Some days I am afraid to blog. I am worried where my words might wind up. I agonize whether to comment on a stranger's blog or post a tweet that I have no idea who is going to read. I get spooked wondering how what I have to say will sit with the reader. Some days I am uneasy with this entity we call cyberspace.
Cyberspace is a new frontier. And like the Wild, Wild West it does not have a lot of rules.
The plethora of new forums in which to speak our opinion, whether it is your favorite new lip gloss or how you feel about the nomination of Elena Kagan to the Supreme Court are vast. More people can be heard in more places. That is a good thing.
But what I don't think is so great is the lack of integrity with which some people speak their voice. They are careless with their language, freely using words like "idiot" and "stupid", "slamming" what or who they don't like instead of expressing their opposing opinion with thought and substantiated facts.
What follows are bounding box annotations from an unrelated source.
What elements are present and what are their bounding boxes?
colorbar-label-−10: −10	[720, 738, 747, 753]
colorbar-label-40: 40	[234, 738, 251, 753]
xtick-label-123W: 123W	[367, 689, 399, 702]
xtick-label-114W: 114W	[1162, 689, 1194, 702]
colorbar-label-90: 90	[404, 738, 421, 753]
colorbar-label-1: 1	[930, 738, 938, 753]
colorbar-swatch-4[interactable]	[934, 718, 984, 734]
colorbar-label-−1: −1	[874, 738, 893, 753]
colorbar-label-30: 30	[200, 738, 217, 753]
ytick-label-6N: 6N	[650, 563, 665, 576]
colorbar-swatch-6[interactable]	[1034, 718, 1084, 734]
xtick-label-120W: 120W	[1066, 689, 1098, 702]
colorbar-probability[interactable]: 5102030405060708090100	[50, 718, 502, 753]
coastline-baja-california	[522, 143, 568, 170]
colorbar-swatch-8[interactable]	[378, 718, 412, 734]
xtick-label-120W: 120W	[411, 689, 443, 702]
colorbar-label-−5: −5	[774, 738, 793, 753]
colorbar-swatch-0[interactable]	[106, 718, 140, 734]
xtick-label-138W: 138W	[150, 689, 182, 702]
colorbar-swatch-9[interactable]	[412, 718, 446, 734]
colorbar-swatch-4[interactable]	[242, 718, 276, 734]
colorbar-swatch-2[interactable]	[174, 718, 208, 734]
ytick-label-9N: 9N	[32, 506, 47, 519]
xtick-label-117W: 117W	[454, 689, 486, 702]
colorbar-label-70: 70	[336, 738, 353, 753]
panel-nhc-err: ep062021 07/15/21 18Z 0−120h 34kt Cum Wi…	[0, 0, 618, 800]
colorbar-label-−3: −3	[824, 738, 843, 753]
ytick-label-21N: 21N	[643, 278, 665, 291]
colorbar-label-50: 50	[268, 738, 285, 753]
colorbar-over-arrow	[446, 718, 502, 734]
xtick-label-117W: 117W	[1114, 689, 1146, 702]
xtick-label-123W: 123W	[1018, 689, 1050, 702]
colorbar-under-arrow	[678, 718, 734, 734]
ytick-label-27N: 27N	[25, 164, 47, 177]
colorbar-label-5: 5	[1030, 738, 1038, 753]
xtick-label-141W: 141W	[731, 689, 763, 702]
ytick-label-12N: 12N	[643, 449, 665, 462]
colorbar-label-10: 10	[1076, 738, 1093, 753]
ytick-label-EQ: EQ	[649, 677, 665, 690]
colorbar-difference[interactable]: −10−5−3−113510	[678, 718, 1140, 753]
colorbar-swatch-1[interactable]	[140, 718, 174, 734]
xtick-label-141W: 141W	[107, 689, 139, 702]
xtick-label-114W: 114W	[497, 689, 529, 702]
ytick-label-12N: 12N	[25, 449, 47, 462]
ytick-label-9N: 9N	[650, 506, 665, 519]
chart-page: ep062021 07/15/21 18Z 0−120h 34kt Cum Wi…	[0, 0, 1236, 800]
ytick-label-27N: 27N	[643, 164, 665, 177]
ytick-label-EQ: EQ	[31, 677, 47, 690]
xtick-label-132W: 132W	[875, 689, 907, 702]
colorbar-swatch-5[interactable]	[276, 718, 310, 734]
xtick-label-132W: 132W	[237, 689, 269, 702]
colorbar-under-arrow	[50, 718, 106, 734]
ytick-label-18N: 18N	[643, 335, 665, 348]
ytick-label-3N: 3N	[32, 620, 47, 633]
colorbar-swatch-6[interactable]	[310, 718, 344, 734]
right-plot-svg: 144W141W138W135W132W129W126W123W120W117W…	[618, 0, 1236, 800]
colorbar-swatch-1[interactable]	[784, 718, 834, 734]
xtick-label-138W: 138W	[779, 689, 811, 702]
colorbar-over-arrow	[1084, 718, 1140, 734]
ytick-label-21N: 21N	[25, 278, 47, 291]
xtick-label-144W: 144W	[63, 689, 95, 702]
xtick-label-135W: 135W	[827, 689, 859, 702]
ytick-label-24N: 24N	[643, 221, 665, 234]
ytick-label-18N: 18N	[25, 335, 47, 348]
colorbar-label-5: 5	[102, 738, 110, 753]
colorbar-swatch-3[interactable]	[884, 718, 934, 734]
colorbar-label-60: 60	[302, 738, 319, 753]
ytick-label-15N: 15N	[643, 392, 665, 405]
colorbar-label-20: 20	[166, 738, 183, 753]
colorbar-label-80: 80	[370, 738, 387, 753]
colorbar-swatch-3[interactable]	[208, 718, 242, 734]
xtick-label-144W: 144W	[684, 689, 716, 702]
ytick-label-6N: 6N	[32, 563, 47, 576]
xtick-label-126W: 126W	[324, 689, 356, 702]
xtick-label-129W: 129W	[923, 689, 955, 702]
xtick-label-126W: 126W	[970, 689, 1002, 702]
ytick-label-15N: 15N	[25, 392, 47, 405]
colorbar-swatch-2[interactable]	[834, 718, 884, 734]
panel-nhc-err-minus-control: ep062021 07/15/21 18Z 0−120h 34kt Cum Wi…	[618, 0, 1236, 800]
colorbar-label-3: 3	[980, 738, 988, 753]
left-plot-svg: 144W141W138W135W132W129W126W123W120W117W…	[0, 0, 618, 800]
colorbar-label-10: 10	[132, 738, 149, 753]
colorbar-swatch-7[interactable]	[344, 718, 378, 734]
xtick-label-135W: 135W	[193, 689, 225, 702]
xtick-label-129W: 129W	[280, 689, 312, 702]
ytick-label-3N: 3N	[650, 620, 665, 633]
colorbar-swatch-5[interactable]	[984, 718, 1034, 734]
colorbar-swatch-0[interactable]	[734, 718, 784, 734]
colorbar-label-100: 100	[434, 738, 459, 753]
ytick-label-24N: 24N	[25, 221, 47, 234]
They forget what it means to be polite. They write without thinking first.
There are no rules for speaking in Cyberspace. I'm not sure that's necessary. The manner in which you make your voice heard is a personal choice. But there are pledges. I made mine with the folks at Blog With Integrity.
Most days I love cyberspace. I delight that I can connect across the globe from the comfort of my home office. I revel that I can write a blog, publish when I want to and hope that it will make at least one person, somewhere, think about something they wouldn't have otherwise. I like that I can read other blogs, engage in a conversation with strangers and reconnect on Facebook with my friends from the first grade. I adore that if I have a question I don't have an answer to I can Google it and in minutes I have new information.
And then there are the days I am afraid I might be the subject of someone's personal attack. That someone might slew a string of stinging words in my direction, not at my opinion, but at me because of what I think or write. But I do anyway. It's good practice. As Allison Winn Scotch discusses in a recent blog it's part of what a writer signs up for when putting themselves in the public domain.
There are days when I am timid to put my voice out there. Today is not one of them.